Она не ответила.
На следующий день ее любовника — молодого офицера, красивого, статного, но недалекого (иначе нашел бы себе менее опасную спутницу жизни), — распяли на воротах его собственного дома, нового, только что построенного на деньги Диланы. Распяли демонстративно, не торопясь, при стечении народа и при полном бездействии городской стражи. А потом ей снова задали вопрос — уже другим тоном, тоном хозяев.
Той ночью по Брону прокатилась кровавая волна. Дилана «работала» до полного изнеможения… сначала она убила тех, кто исполнил жестокий приказ. Потом тех, кто его отдал. Потом всех, кто мог его слышать… а заодно и тех, кто не мог. Она убивала без особых зверств, явно стремясь не к эффекту, а к эффективности. Только один — тот, кто отдал самый первый приказ, — умер страшно. Оглушенный путами разума седой мужчина в роскошной, шитой золотом мантии, с медальоном советника, в полдень вышел на центральную площадь Брона, стащил с кола (на кольях всегда корчились пара-тройка преступников в назидание уцелевшим и в утешение пострадавшим) тело казненного и, перечислив сбежавшейся публике собственные прегрешения, неторопливо отрезал себе язык, после чего сел на освободившийся кол.
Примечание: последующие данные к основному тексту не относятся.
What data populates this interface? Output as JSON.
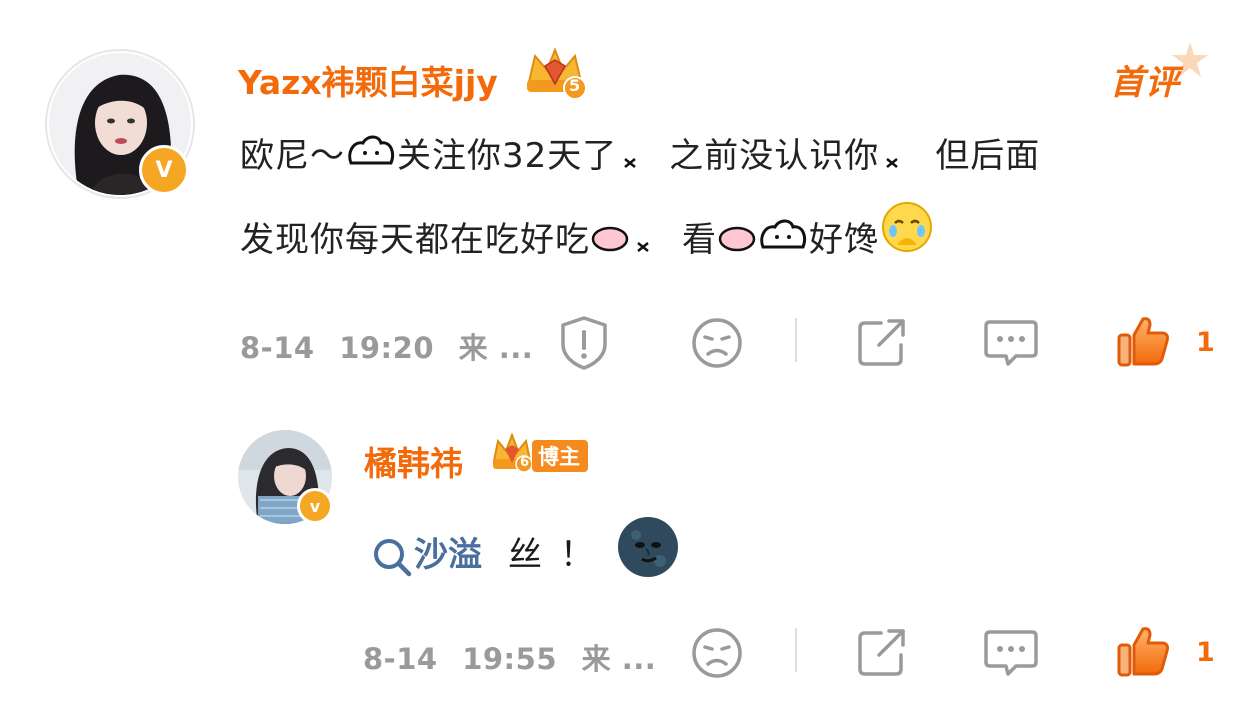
{
  "comment": {
    "username": "Yazx袆颗白菜jjy",
    "level": "5",
    "first_badge": "首评",
    "text_part1": "欧尼～",
    "text_part2": "关注你32天了",
    "text_part3": "之前没认识你",
    "text_part4": "但后面",
    "text_line2_part1": "发现你每天都在吃好吃",
    "text_line2_part2": "看",
    "text_line2_part3": "好馋",
    "date": "8-14",
    "time": "19:20",
    "source": "来 ...",
    "like_count": "1"
  },
  "reply": {
    "username": "橘韩祎",
    "level": "6",
    "author_tag": "博主",
    "search_term": "沙溢",
    "text": "丝！",
    "date": "8-14",
    "time": "19:55",
    "source": "来 ...",
    "like_count": "1"
  },
  "colors": {
    "accent": "#f26a0a",
    "meta": "#9a9a9a",
    "link": "#4a6f9c",
    "badge": "#f5a623"
  },
  "icons": [
    "report-icon",
    "dislike-face-icon",
    "share-icon",
    "comment-icon",
    "like-thumb-icon",
    "search-icon"
  ]
}
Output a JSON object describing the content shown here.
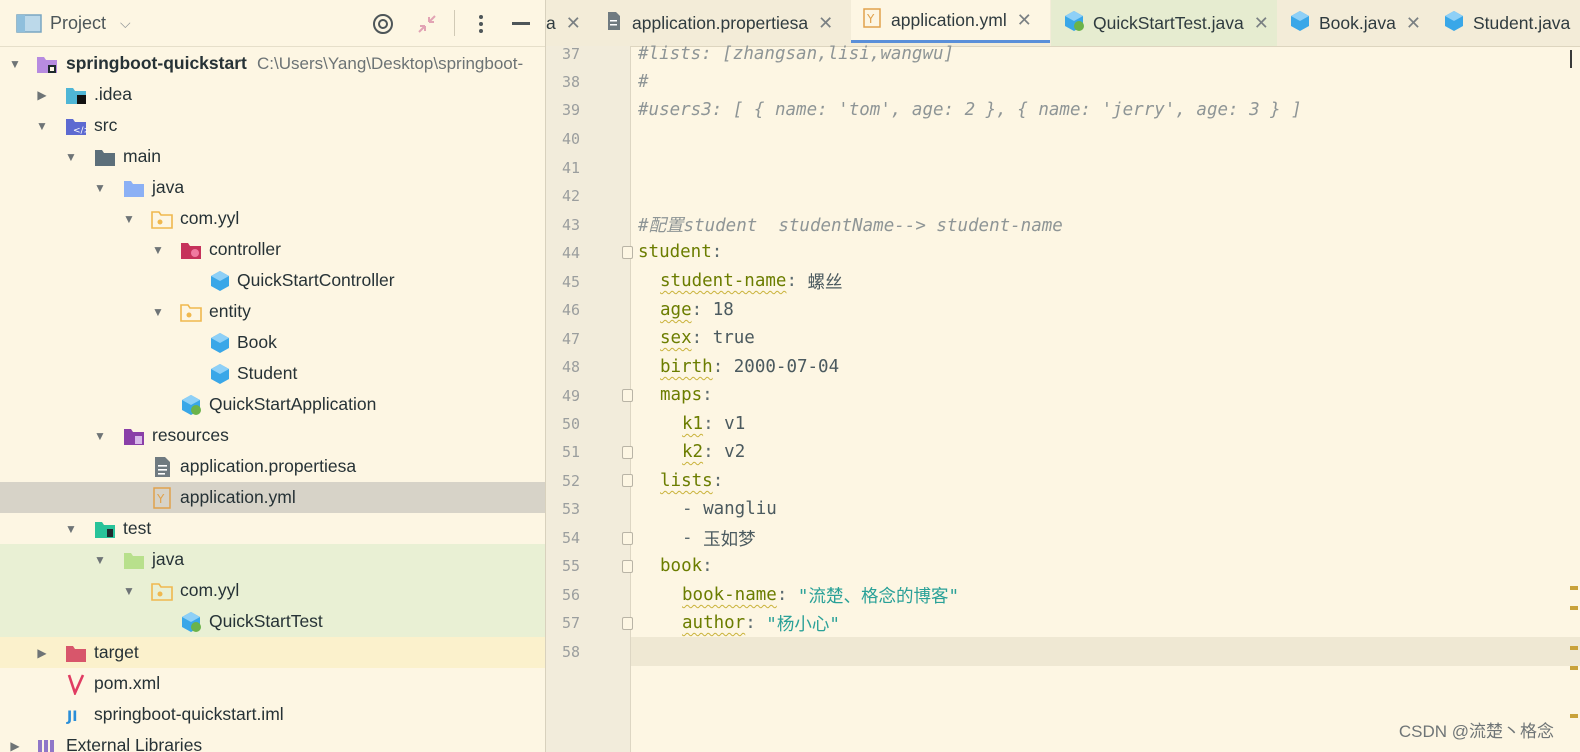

Нельзя сказать, чтобы это кровавое происшествие обеспечило Дилане полную безопасность. Время от времени находились желающие расправиться с волшебницей… но пока что никому в этом не повезло. Сама Дилана больше не устраивала подобных побоищ — Император, признав за своей протеже право на месть, намекнул, что избыток трупов не идет на пользу короне. Волшебница сделала выводы — показательных самоубийств больше не было, да и карала она лишь тех, кто отдал приказ. Ну и в первую очередь тех, кто пытался его исполнить. Домочадцы ее жертв теперь, как правило, оставались живы. Пару раз Унгарт высказывал свое недовольство, но Дилана хладнокровно заявила, что если человек знает о возможных последствиях и тем не менее все же отдает приказ свернуть ей шею — значит готов и расплатиться. В этом была логика, и Император, считавший себя человеком разумным, спорить не стал. Просто торжественно, в присутствии чуть ли не всего двора, лично вручил ей золотой медальон, на котором была выгравирована рука, сжимающая меч, приказав всем, чей статус ниже имперского советника, во всем подчиняться лицу, этот медальон предъявившему. И добавил, что непослушание будет наказываться непосредственно леди Танжери, и он, Унгарт Седьмой, в подобных ситуациях будет указанную леди Танжери всемерно поддерживать. К этому моменту она и в самом деле была леди — к такому медальону полагался титул, и он был должным образом оформлен с выдачей соответствующего патента… впрочем, сама Дилана к своему титулу отнеслась на удивление равнодушно.